🤖 AI Summary
Large Vision-Language Models (LVLMs) lack dedicated safety mechanisms for the visual modality; text-aligned safety strategies from LLMs do not naturally generalize to image inputs, rendering them vulnerable to adversarial or harmful images.
Method: We propose “Safety Tensors”—trainable, cross-modal bridging vectors that activate safety layers within the language module during inference in response to visual inputs, without modifying model parameters. Safety Tensors are injected into either the text or vision pathway and optimized jointly on malicious image–text pairs, structurally similar benign contrastive samples, and general benign data to transfer textual safety knowledge to the visual modality.

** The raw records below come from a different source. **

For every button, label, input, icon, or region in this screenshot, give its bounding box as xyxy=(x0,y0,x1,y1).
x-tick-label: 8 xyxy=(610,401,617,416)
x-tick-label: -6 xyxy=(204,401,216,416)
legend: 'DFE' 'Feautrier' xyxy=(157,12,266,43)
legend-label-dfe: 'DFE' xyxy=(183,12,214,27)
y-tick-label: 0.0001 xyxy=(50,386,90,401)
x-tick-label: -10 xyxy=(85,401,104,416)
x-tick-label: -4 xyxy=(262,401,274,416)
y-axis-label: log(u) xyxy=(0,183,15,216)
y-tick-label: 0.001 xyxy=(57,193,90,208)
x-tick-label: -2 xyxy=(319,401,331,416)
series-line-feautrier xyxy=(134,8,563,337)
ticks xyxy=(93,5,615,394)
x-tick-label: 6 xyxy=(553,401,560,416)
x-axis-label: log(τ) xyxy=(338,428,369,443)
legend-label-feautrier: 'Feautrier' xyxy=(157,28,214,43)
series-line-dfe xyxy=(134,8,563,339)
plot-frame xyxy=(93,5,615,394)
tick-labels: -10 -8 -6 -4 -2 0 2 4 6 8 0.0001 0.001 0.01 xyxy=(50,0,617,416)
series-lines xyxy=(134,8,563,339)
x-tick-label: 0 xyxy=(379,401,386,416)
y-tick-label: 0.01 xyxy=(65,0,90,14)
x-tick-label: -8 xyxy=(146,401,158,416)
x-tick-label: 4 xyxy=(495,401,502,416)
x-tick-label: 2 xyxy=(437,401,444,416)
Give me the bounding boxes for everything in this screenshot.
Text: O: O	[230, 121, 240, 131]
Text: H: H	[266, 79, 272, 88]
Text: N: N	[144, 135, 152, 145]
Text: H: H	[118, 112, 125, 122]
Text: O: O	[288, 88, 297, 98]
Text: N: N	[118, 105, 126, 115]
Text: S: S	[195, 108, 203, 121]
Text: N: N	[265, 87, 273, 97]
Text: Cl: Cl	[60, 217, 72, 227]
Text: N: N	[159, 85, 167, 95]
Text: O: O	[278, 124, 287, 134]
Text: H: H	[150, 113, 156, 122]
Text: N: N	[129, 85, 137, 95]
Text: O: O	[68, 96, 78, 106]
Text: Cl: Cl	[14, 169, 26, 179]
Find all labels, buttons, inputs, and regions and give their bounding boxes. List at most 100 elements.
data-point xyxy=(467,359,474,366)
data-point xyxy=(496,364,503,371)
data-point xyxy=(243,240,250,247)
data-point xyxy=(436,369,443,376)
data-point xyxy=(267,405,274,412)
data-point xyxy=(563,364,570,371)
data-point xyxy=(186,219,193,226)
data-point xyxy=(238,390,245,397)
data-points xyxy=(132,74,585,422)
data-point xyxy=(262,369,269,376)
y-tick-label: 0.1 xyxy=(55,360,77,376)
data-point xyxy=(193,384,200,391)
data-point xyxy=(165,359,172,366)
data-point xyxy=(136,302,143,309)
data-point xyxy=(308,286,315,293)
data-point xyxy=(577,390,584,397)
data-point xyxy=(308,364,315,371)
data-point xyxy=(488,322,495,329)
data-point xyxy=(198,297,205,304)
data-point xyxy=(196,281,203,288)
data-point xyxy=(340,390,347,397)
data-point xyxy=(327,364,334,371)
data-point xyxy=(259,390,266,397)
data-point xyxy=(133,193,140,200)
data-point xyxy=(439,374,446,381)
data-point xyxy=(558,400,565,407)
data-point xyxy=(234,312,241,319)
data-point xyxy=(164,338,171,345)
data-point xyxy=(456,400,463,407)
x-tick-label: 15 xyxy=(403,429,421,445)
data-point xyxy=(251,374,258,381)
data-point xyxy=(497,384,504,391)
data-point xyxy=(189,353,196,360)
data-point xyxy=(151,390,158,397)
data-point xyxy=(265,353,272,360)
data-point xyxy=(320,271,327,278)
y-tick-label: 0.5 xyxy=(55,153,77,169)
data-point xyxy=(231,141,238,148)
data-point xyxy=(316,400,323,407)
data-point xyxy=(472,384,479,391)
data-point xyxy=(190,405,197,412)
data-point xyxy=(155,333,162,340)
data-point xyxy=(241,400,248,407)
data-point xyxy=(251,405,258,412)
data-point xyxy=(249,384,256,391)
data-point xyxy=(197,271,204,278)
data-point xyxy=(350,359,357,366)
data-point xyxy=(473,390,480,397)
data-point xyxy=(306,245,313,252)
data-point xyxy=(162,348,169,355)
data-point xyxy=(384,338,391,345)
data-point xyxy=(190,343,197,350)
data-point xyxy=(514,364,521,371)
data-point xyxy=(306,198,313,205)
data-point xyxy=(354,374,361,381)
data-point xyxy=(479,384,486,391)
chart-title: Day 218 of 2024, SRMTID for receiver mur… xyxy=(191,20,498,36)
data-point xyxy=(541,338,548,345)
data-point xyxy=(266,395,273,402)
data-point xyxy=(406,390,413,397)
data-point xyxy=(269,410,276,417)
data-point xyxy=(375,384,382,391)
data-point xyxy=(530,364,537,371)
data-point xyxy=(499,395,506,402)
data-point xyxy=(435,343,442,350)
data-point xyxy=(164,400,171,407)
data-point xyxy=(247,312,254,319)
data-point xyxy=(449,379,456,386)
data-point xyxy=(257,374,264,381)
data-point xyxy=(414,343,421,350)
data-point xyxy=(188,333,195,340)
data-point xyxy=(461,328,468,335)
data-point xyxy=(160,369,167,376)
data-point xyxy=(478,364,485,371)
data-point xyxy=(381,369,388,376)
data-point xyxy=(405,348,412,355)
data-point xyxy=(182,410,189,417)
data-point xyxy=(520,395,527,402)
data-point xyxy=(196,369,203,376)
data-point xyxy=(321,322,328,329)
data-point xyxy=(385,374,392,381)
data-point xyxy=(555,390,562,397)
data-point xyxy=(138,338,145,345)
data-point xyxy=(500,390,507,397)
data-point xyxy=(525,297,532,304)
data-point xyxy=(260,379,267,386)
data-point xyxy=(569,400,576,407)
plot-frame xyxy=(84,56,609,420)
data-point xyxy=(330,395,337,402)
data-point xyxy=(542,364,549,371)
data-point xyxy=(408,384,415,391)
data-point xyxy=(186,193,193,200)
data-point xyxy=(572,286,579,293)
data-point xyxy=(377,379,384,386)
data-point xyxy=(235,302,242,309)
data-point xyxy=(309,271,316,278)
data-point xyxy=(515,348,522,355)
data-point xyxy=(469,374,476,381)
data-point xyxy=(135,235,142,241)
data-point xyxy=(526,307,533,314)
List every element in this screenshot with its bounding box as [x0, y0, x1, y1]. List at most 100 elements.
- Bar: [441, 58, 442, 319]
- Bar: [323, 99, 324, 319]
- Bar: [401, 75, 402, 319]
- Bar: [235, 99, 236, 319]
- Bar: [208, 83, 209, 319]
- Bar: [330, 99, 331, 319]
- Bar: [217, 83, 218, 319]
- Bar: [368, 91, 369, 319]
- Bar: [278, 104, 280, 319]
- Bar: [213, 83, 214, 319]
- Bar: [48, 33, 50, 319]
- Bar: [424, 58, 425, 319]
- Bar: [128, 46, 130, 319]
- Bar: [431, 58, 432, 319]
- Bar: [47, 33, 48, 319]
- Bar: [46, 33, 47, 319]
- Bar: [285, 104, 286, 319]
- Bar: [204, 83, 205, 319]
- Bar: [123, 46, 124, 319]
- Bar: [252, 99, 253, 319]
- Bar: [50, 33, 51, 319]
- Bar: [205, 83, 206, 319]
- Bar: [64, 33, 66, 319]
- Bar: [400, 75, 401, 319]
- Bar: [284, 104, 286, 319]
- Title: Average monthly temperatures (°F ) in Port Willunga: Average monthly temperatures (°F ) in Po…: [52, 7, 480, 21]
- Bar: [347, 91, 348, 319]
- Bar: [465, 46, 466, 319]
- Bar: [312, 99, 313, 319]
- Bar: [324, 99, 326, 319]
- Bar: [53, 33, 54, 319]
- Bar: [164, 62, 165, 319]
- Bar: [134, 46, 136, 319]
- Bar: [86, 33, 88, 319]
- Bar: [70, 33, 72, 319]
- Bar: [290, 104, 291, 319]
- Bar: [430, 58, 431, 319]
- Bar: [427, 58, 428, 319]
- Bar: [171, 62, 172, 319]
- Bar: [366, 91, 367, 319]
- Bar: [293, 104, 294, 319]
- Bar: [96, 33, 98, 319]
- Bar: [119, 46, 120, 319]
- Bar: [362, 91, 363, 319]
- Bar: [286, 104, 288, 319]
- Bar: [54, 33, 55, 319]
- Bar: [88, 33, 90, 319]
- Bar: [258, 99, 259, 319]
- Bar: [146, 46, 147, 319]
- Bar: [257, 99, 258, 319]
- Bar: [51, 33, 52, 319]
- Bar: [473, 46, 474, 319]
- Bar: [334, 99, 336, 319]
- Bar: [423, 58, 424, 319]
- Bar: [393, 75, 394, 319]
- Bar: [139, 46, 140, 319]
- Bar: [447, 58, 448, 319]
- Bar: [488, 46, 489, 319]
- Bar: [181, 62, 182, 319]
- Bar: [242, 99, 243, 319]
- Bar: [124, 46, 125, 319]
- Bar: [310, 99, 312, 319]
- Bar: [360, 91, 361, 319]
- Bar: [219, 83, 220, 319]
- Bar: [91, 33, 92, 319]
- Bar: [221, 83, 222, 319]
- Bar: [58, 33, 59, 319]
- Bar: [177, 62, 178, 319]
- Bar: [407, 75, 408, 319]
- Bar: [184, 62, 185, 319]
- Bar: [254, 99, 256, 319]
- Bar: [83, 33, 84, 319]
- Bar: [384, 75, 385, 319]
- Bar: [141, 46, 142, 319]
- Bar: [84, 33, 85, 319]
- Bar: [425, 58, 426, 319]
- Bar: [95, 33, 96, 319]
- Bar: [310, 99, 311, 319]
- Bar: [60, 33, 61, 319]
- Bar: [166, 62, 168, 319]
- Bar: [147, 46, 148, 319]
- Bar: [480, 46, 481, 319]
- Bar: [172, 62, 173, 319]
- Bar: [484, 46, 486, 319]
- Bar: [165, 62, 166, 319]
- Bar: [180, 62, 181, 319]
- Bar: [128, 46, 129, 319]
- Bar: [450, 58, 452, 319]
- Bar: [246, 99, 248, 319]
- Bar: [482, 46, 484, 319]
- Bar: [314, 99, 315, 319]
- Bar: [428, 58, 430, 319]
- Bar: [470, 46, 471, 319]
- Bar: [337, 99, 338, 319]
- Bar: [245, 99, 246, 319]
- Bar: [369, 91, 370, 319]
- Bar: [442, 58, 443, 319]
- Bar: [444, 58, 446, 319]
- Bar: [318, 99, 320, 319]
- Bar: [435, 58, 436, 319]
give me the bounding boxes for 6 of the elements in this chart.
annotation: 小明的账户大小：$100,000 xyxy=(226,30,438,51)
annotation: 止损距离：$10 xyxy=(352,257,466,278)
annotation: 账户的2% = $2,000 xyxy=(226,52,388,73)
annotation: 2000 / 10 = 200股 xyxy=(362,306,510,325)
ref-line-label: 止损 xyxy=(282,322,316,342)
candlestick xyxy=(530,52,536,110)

Contribution/Results: Hidden-layer analysis confirms effective activation of safety mechanisms. Experiments demonstrate substantial improvements in rejection rates across diverse harmful images while preserving performance on benign vision-language tasks, achieving a balanced trade-off between safety and functionality.
📝 Abstract
Large visual-language models (LVLMs) integrate aligned large language models (LLMs) with visual modules to process multimodal inputs. However, the safety mechanisms developed for text-based LLMs do not naturally extend to visual modalities, leaving LVLMs vulnerable to harmful image inputs. To address this cross-modal safety gap, we introduce security tensors - trainable input vectors applied during inference through either the textual or visual modality. These tensors transfer textual safety alignment to visual processing without modifying the model's parameters. They are optimized using a curated dataset containing (i) malicious image-text pairs requiring rejection, (ii) contrastive benign pairs with text structurally similar to malicious queries, with the purpose of being contrastive examples to guide visual reliance, and (iii) general benign samples preserving model functionality. Experimental results demonstrate that both textual and visual security tensors significantly enhance LVLMs' ability to reject diverse harmful visual inputs while maintaining near-identical performance on benign tasks. Further internal analysis towards hidden-layer representations reveals that security tensors successfully activate the language module's textual "safety layers" in visual inputs, thereby effectively extending text-based safety to the visual modality.